History and museums
Sillyon (Greek: Σίλλυον), also Sylleion (Σύλλειον), in Byzantine times Syllaeum or Syllaion (Συλλαῖον), was an important fortress and city near Attaleia in Pamphylia, on the southern coast of modern Turkey. The native Greco-Pamphylian form was Selyniys, possibly deriving from the original Hittite Sallawassi. Its modern Turkish names are Yanköy Hisarı or Asar Köy.
Throughout Antiquity, the city was relatively unimportant. According to one legend, the city was founded as a colony from Argos, while another holds that it was founded, along with Side and Aspendos, by the seers Mopsos, Calchas and Amphilochus after the Trojan War. The city is first mentioned in ca. 500 BC by Pseudo-Scylax (polis Sylleion). From 469 BC, the city (as Sillyon) became part of the Athenian-led Delian League. It is mentioned in the Athenian tribute lists in ca. 450 BC and again in 425 BC, and then disappears again from the historical record until 333 BC, when Alexander the Great is said to have unsuccessfully besieged it. According to Arrian (Anabasis Alexandri I. 26), the site (recorded as Syllion) was well-fortified and had a strong garrison of mercenaries and "native barbarians", so that Alexander, pressed for time, had to abandon the siege after the first attempt at storming it failed.

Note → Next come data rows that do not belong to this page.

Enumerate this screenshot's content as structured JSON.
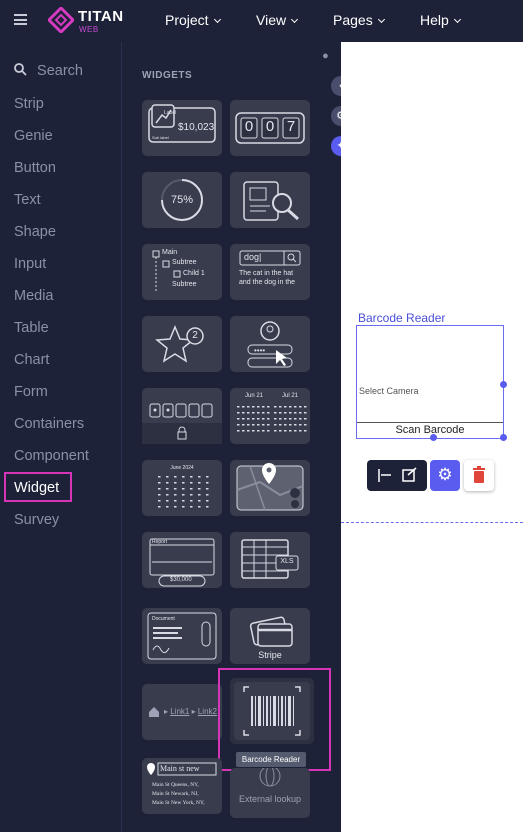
{
  "app": {
    "name": "TITAN",
    "sub": "WEB"
  },
  "menu": [
    "Project",
    "View",
    "Pages",
    "Help"
  ],
  "sidebar": {
    "search": "Search",
    "items": [
      "Strip",
      "Genie",
      "Button",
      "Text",
      "Shape",
      "Input",
      "Media",
      "Table",
      "Chart",
      "Form",
      "Containers",
      "Component",
      "Widget",
      "Survey"
    ],
    "selected": "Widget"
  },
  "panel": {
    "heading": "WIDGETS",
    "tooltip": "Barcode Reader",
    "tiles": {
      "kpi_value": "$10,023",
      "kpi_label": "Label",
      "kpi_sub": "Sub label",
      "counter": [
        "0",
        "0",
        "7"
      ],
      "progress": "75%",
      "tree": [
        "Main",
        "Subtree",
        "Child 1",
        "Subtree"
      ],
      "search_text": "dog|",
      "search_result": "The cat in the hat and the dog in the",
      "rating_count": "2",
      "cal1": "Jun 21",
      "cal2": "Jul 21",
      "cal3": "June   2024",
      "report_title": "Report",
      "report_total": "$30,000",
      "xls": "XLS",
      "document": "Document",
      "stripe": "Stripe",
      "breadcrumb": [
        "Link1",
        "Link2"
      ],
      "address": "Main st new",
      "address_lines": [
        "Main St Queens, NY,",
        "Main St Newark, NJ,",
        "Main St New York, NY,"
      ],
      "external": "External lookup"
    }
  },
  "canvas": {
    "widget_label": "Barcode Reader",
    "select_camera": "Select Camera",
    "scan_button": "Scan Barcode"
  },
  "colors": {
    "bg": "#1e2238",
    "accent": "#5a5cf0",
    "highlight": "#d635b8",
    "delete": "#e0453a"
  }
}
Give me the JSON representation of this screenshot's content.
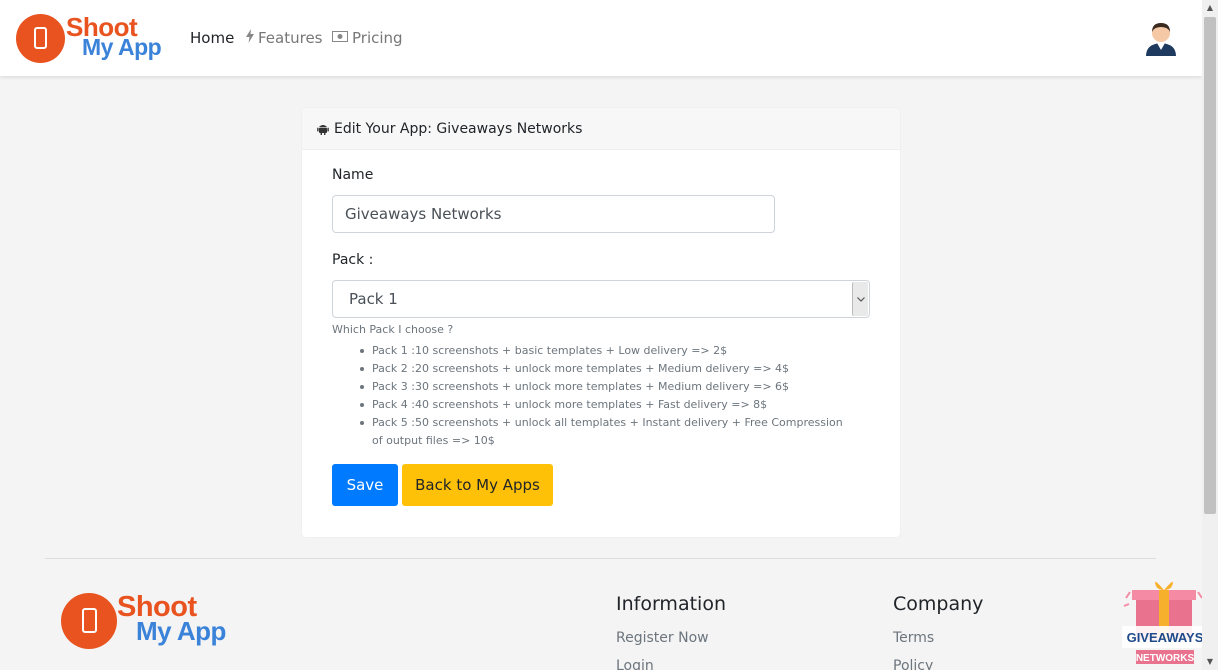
{
  "brand": {
    "word1": "Shoot",
    "word2": "My App"
  },
  "nav": {
    "home": "Home",
    "features": "Features",
    "pricing": "Pricing"
  },
  "icons": {
    "features": "bolt-icon",
    "pricing": "money-icon",
    "header": "android-icon",
    "select": "chevron-down-icon",
    "avatar": "user-avatar"
  },
  "colors": {
    "brand_orange": "#e8531f",
    "brand_blue": "#3b82d9",
    "primary": "#007bff",
    "warning": "#ffc107"
  },
  "card": {
    "header": "Edit Your App: Giveaways Networks",
    "name_label": "Name",
    "name_value": "Giveaways Networks",
    "pack_label": "Pack :",
    "pack_value": "Pack 1",
    "help_text": "Which Pack I choose ?",
    "packs": [
      "Pack 1 :10 screenshots + basic templates + Low delivery => 2$",
      "Pack 2 :20 screenshots + unlock more templates + Medium delivery => 4$",
      "Pack 3 :30 screenshots + unlock more templates + Medium delivery => 6$",
      "Pack 4 :40 screenshots + unlock more templates + Fast delivery => 8$",
      "Pack 5 :50 screenshots + unlock all templates + Instant delivery + Free Compression of output files => 10$"
    ],
    "save": "Save",
    "back": "Back to My Apps"
  },
  "footer": {
    "info_heading": "Information",
    "info_links": [
      "Register Now",
      "Login"
    ],
    "company_heading": "Company",
    "company_links": [
      "Terms",
      "Policy"
    ]
  },
  "badge": {
    "line1": "GIVEAWAYS",
    "line2": "NETWORKS"
  }
}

The city was extensively rebuilt under the Seleucids, especially its theatre. In later times, when most of western Asia Minor fell to the Kingdom of Pergamon, Sillyon remained a free city by a decision of the Roman Senate.
The city has an attested continuous tradition of minting its own coins from the early 3rd century BC up to the reign of the Roman emperor Aurelian in the 270s. Silver tetradrachms of the Alexandrian and Lysimachian types were minted between 281 and 190 BC, but other than that, the city's coinage is in bronze. 3rd-century BC coins feature a bearded head or a standing figure, possibly identifiable with Apollo, or a lightning and the inscription ΣΕΛΥΝΙΥΣ (the native Pamphylian name). Coinage under Roman suzerainty featured the same motifs, but with the inscription hellenized to CΙΛΛΥΕΩΝ ("of the Sillyeans").
Under the Byzantine Empire, the city rose to relative prominence. It is mentioned as the site of the destruction of an Arab fleet by storm in late 677 or 678, following the unsuccessful Arab Siege of Constantinople. As one of the major fortified sites of the area, it became the seat of an imperial representative (ek prosōpou), complementing the stratēgos of the naval theme of the Kibyrrhaiotai. Syllaeum was also located at the start of the great public road that linked the southern coast, via Amorium and Nicaea, with Bithynia and the capital Constantinople. In this position, it began to eclipse the traditional local metropolis of Perge, and sometime between 787 and 815, the local bishop's seat was transferred to Syllaeum. Together with the wider area of Pamphylia, the city fell to the Seljuks in 1207.
The ruins of Sillyon/Syllaion date from the Hellenistic, Roman, Byzantine and partly Seljuk eras. Among these are remains of city gates, a stadium, an amphitheatre and an odeon (some of which have tumbled because of a landslide), a temple, a cistern and a gymnasium. Much of it is threatened by landslide, since the city is located atop a rocky plateau.